A 2-hour video takes ~612 minutes. For the full 1,197-video library, expect
roughly 2060 hours of GPU time depending on average video length.
## Directory Convention
The script infers the `creator_folder` field from the parent directory of each
video file (or the top-level creator folder in batch mode).

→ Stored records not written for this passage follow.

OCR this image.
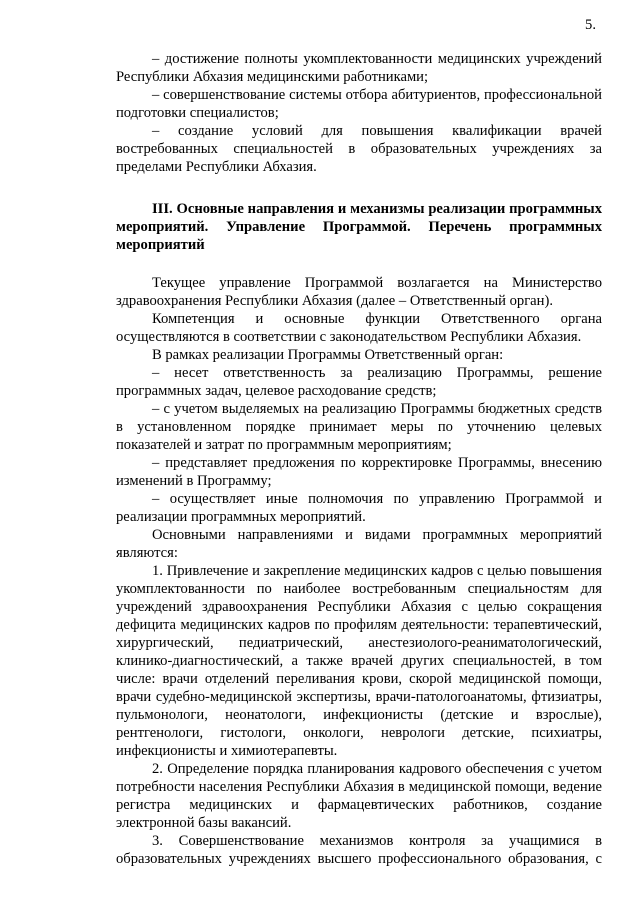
5.

– достижение полноты укомплектованности медицинских учреждений Республики Абхазия медицинскими работниками;

– совершенствование системы отбора абитуриентов, профессиональной подготовки специалистов;

– создание условий для повышения квалификации врачей востребованных специальностей в образовательных учреждениях за пределами Республики Абхазия.

III. Основные направления и механизмы реализации программных мероприятий. Управление Программой. Перечень программных мероприятий

Текущее управление Программой возлагается на Министерство здравоохранения Республики Абхазия (далее – Ответственный орган).

Компетенция и основные функции Ответственного органа осуществляются в соответствии с законодательством Республики Абхазия.

В рамках реализации Программы Ответственный орган:

– несет ответственность за реализацию Программы, решение программных задач, целевое расходование средств;

– с учетом выделяемых на реализацию Программы бюджетных средств в установленном порядке принимает меры по уточнению целевых показателей и затрат по программным мероприятиям;

– представляет предложения по корректировке Программы, внесению изменений в Программу;

– осуществляет иные полномочия по управлению Программой и реализации программных мероприятий.

Основными направлениями и видами программных мероприятий являются:

1. Привлечение и закрепление медицинских кадров с целью повышения укомплектованности по наиболее востребованным специальностям для учреждений здравоохранения Республики Абхазия с целью сокращения дефицита медицинских кадров по профилям деятельности: терапевтический, хирургический, педиатрический, анестезиолого-реаниматологический, клинико-диагностический, а также врачей других специальностей, в том числе: врачи отделений переливания крови, скорой медицинской помощи, врачи судебно-медицинской экспертизы, врачи-патологоанатомы, фтизиатры, пульмонологи, неонатологи, инфекционисты (детские и взрослые), рентгенологи, гистологи, онкологи, неврологи детские, психиатры, инфекционисты и химиотерапевты.

2. Определение порядка планирования кадрового обеспечения с учетом потребности населения Республики Абхазия в медицинской помощи, ведение регистра медицинских и фармацевтических работников, создание электронной базы вакансий.

3. Совершенствование механизмов контроля за учащимися в образовательных учреждениях высшего профессионального образования, с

Organize videos like:
```
content-root/
├── Skope/
│ ├── Youtube/
│ │ ├── Sound Design Masterclass pt1.mp4
│ │ └── Sound Design Masterclass pt2.mp4
│ └── Patreon/
│ └── Advanced Wavetables.mp4
├── Mr Bill/
│ └── Youtube/
│ └── Glitch Techniques.mp4
```
Override with `--creator` when processing files outside this structure.